Валентин больше не мог сдерживаться.
— Это дешевая поза, — крикнул он, — поза людей равнодушных и никчемных! Вы презираете любовь, потому что не умеете любить; презираете славу, потому что не умеете заслужить её. Так можно
Лузгин испугался. Он залепетал какие-то извинения, начал оправдываться, ругать слишком крепкий коньяк, уверять, что Валентин его не так понял. Валентину стало неловко, даже стыдно. Зачем он смешивает неприязнь и служебные отношения, показывает свою власть, чуть ли не угрожает выгнать человека? Лузгин — хронический неудачник. Пусть утешает себя, что «виноград зелен». Конечно, он не ученый… но работник исполнительный.

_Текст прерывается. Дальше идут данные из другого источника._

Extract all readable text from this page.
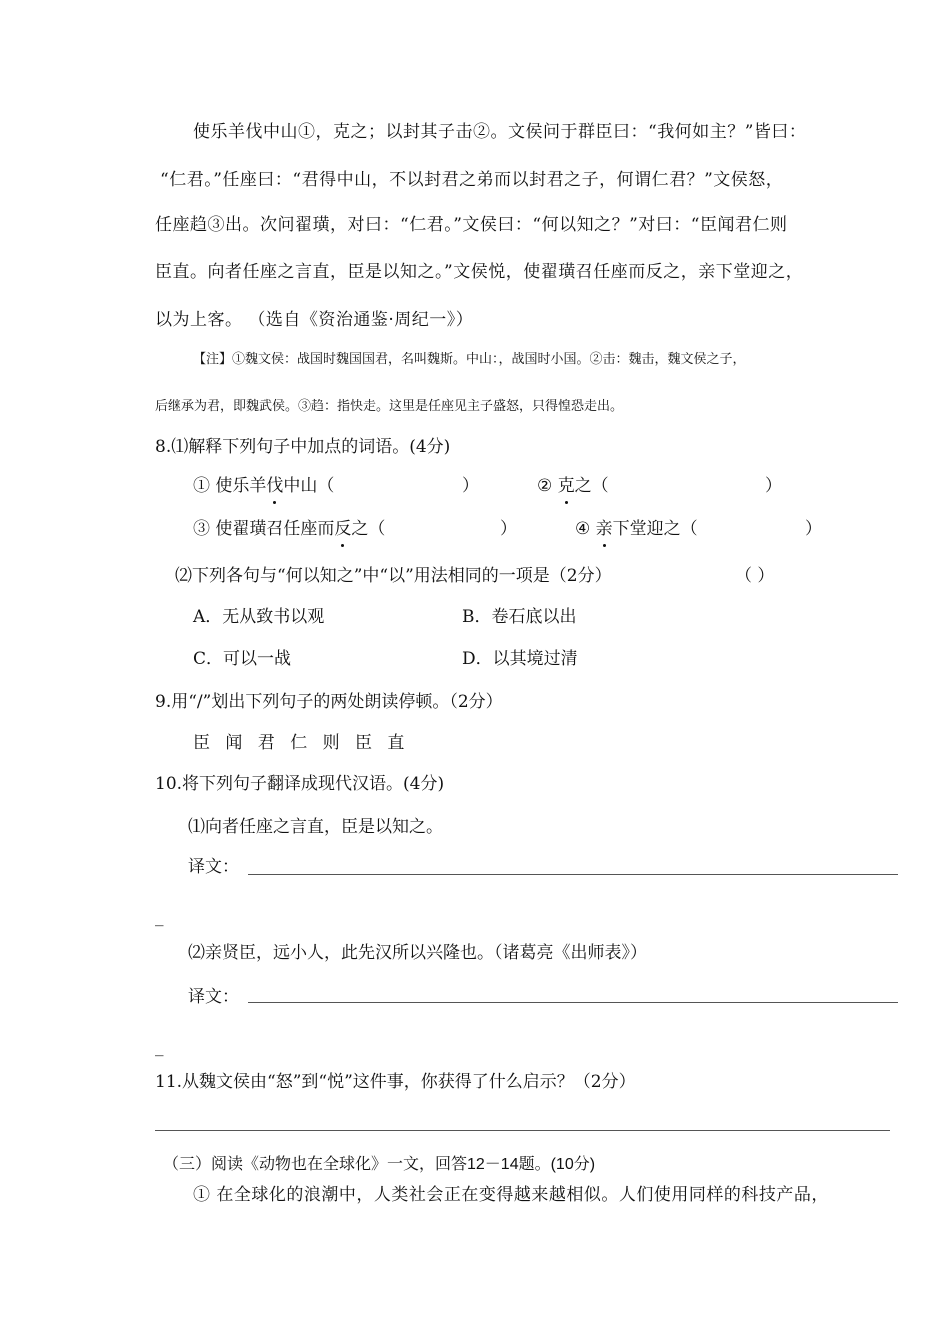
使乐羊伐中山①，克之；以封其子击②。文侯问于群臣曰：“我何如主？”皆曰：
“仁君。”任座曰：“君得中山，不以封君之弟而以封君之子，何谓仁君？”文侯怒，
任座趋③出。次问翟璜，对曰：“仁君。”文侯曰：“何以知之？”对曰：“臣闻君仁则
臣直。向者任座之言直，臣是以知之。”文侯悦，使翟璜召任座而反之，亲下堂迎之，
以为上客。 （选自《资治通鉴·周纪一》）
【注】①魏文侯：战国时魏国国君，名叫魏斯。中山：，战国时小国。②击：魏击，魏文侯之子，
后继承为君，即魏武侯。③趋：指快走。这里是任座见主子盛怒，只得惶恐走出。
8.⑴解释下列句子中加点的词语。(4分)
① 使乐羊伐中山（	）	② 克之（	）
③ 使翟璜召任座而反之（	）	④ 亲下堂迎之（	）
⑵下列各句与“何以知之”中“以”用法相同的一项是（2分）	（ ）
A．无从致书以观	B．卷石底以出
C．可以一战	D．以其境过清
9.用“/”划出下列句子的两处朗读停顿。（2分）
臣 闻 君 仁 则 臣 直
10.将下列句子翻译成现代汉语。(4分)
⑴向者任座之言直，臣是以知之。
译文：
_
⑵亲贤臣，远小人，此先汉所以兴隆也。（诸葛亮《出师表》）
译文：
_
11.从魏文侯由“怒”到“悦”这件事，你获得了什么启示？（2分）
（三）阅读《动物也在全球化》一文，回答12－14题。(10分)
① 在全球化的浪潮中，人类社会正在变得越来越相似。人们使用同样的科技产品，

— Вы заезжайте за мной в десять тридцать. Я буду на землесосе, — сказал Валентин и вышел за дверь.
Он вышел с неприятным чувством, но тут же подумал о Зине, и на душе его стало опять светло и празднично.
День был ясный и морозный. Но каютка Зины вся была залита солнцем, как будто туда уже пришла весна. Золотым огнем сияли медные рамы, ручки и медно-красные кудри Зины. Валентину казалось, что девушка светится — так ярко пылали её щеки, так блестели глаза. Она шумно обрадовалась Валентину, кинулась расспрашивать, звонко хохотала при каждой шутке и даже без повода.
— Ты что такая… радужная сегодня? Весна действует?
Зина почему-то смутилась:
— Не знаю, с самого утра так. Проснулась — солнце в глаза. На стене зайчики. Радостно, так душа и поет. Лежу и пою. Девчонки надо мной смеются. А почему — не знаю. А впрочем, может, и знаю. Мы с тобой друзья, и я расскажу честно. Много лет назад у меня была одна встреча… Знаешь, бывают такие встречи, которые запоминаются на всю жизнь. Вот и этот человек… Я с ним говорила всерьез один раз, потом мы расстались. Он нарочно избегал меня и уехал не простившись. А разговор с ним я запомнила, и все эти годы он жил рядом со мной. Прочту что-нибудь и ему рассказываю. А не знаю, как поступить, — стараюсь представить, что он сделал бы на моем месте. Если похвалят меня — хвастаюсь. «Видишь, — говорю, — какая я, а ты не понял — уехал не простившись». Конечно, сама себе говорю, потому что я даже не знала, где он живет. И вот, представь, вчера я получила письмо. И оказывается, всё время он тоже думал обо мне и так же со мной мысленно разговаривал. Как ты думаешь, хорошо это? Можно так дружить на расстоянии, или мы выдумали оба?
Валентин мрачно смотрел на свои брюки со складками, твердыми и острыми, как нос парохода.
— Так, — сказал он, — стало быть, так. Ну, я пошел, пожалуй.
— Куда же ты, посиди, — сказала Зина радушно и вместе с тем равнодушно. — Ах да! У тебя работа. Приезжай тогда завтра вечером — у нас будет репетиция.
Уже выходя в коридор, Валентин обернулся и зачем-то сказал то, что не выговаривалось так долго:
— В общем, я пришел сказать, что люблю тебя. Но сейчас это не имеет значения.